Sunday, October 6, 2013

Yes, Jonathan there is Context

In a recent Religious News Service post Jonathan Merritt once again does an incredibly shoddy job of reporting what he claims is the "woeful silence of the American church in the face of a global epidemic of Christian persecution." His blog post entitled "Three reasons the American church is ignoring Christian persecution" is really just warmed over Christian Right persecution paranoia. He takes a few grains of truth from widely exaggerated, misleading, and biased sources and then repackages it as if he actually knows what he is talking about. His main source seems to be the deeply flawed piece by Kristen Powers at the Daily Beast. He makes references to a number of puff pieces and out right hack jobs from sources like USA Today and The Hudson Institute. He doesn't seem to have bothered to do even the most basic fact checking of a single one of his sources. This would be bad enough if they were drawn from reasonable researched sources but not one of his sources has any credibility when it comes to investigative reporting. In fact, a few of them are routinely exposed as bigoted liars.

There are far too many problems with both his sources and his own writing to do them justice on a simple blog post so I will focus on one very important one: context. For Merritts piece to actually have any merit (yes, the cheesy pun is intended) the "facts" would have to be put in context. Sadly, it is true that somewhere in the world you can find ample evidence that one religious group or another is being persecute and even killed. This should not be allowed. However, making such hyperbolic claims about Christians being persecuted when put into context actually has the opposite of effect of what Merritt seems to intend. It debases the piece to absurdist theatre. When you look at both who is being persecute and who is doing the persecuting, Christians are the least victimized of all. What about Jews, Muslims, Hindus, Buddhists, Jains, Zoroastrians, or the countless indigenous faiths?
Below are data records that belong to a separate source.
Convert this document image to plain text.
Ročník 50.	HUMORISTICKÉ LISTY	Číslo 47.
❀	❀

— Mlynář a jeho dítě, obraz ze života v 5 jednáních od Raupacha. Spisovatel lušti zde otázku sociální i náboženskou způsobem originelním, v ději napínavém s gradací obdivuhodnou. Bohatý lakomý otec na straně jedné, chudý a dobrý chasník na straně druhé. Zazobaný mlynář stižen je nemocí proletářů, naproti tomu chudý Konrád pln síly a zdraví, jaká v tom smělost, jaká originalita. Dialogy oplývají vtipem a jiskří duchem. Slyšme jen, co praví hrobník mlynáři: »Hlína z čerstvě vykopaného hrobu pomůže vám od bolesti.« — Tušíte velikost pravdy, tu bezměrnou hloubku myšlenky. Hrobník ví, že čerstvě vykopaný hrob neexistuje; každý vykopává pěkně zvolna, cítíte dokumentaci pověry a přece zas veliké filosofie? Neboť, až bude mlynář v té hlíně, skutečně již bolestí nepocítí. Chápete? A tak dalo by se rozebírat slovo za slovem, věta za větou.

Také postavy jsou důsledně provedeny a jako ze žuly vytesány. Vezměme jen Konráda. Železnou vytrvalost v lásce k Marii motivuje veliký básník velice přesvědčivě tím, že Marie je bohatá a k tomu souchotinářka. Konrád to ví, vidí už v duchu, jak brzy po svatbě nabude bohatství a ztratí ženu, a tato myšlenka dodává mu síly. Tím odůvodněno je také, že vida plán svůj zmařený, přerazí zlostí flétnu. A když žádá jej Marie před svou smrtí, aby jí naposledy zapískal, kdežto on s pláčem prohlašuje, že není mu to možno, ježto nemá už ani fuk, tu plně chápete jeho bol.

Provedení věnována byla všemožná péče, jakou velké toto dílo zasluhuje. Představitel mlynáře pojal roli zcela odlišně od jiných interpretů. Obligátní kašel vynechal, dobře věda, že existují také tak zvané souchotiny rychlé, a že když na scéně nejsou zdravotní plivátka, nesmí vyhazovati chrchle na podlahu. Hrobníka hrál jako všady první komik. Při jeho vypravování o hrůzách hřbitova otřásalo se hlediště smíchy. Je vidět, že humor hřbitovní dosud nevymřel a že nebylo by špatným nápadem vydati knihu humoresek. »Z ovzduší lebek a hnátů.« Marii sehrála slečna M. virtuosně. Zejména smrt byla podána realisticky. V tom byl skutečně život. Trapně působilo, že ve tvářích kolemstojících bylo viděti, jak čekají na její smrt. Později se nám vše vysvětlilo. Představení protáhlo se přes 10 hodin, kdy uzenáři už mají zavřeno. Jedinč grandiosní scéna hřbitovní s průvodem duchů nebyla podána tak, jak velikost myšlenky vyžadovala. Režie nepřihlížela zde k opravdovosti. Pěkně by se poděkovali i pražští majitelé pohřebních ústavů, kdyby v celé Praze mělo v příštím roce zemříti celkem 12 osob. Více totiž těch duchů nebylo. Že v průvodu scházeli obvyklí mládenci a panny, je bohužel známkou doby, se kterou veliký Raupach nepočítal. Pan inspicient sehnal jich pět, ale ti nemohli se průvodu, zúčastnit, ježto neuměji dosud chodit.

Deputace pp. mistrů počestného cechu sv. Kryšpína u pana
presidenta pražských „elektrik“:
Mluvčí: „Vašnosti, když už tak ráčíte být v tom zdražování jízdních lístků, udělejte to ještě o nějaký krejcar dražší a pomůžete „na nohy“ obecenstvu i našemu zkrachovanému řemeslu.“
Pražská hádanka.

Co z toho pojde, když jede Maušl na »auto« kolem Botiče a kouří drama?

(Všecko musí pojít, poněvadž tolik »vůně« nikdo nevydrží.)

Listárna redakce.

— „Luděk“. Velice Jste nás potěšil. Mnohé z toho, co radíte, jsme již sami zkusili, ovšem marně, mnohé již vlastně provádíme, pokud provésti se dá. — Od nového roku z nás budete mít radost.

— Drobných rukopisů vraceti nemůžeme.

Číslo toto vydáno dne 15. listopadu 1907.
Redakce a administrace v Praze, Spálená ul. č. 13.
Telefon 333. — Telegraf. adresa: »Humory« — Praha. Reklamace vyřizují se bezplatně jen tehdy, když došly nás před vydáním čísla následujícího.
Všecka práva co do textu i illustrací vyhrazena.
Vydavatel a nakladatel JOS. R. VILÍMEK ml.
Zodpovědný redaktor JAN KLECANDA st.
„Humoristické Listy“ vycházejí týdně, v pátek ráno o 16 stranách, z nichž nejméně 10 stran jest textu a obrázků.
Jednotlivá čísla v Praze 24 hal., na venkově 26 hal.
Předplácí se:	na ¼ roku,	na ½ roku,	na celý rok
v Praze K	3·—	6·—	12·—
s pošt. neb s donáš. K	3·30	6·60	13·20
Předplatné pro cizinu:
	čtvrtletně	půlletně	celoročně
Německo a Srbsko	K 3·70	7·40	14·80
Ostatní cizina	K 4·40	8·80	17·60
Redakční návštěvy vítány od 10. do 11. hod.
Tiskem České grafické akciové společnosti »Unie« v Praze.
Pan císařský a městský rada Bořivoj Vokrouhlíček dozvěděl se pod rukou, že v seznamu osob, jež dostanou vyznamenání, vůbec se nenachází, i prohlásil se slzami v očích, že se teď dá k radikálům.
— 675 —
Not one of Merritt's 3 reasons stands up to any critical examination. In a global context it comes across as pathetic satire. If you narrow to a North American context it would be more accurately characterized as the school yard bully complaining that a few students refusal to give up their lunch money without being beaten led to his getting a bruised fist. And, no I am not justifying or rationalizing Christians being persecuted. Again, no one should be persecuted. If your Religion happens to be "the" dominant faith* on the face of the planet complaining about being abused when you have done little to help those being similarly abused comes across as being a pampered cry baby.

*No one in their right mind can possibly claim otherwise given that the overwhelming majority of individuals and groups that dominate the world's social, economic, and political institutions are Christian.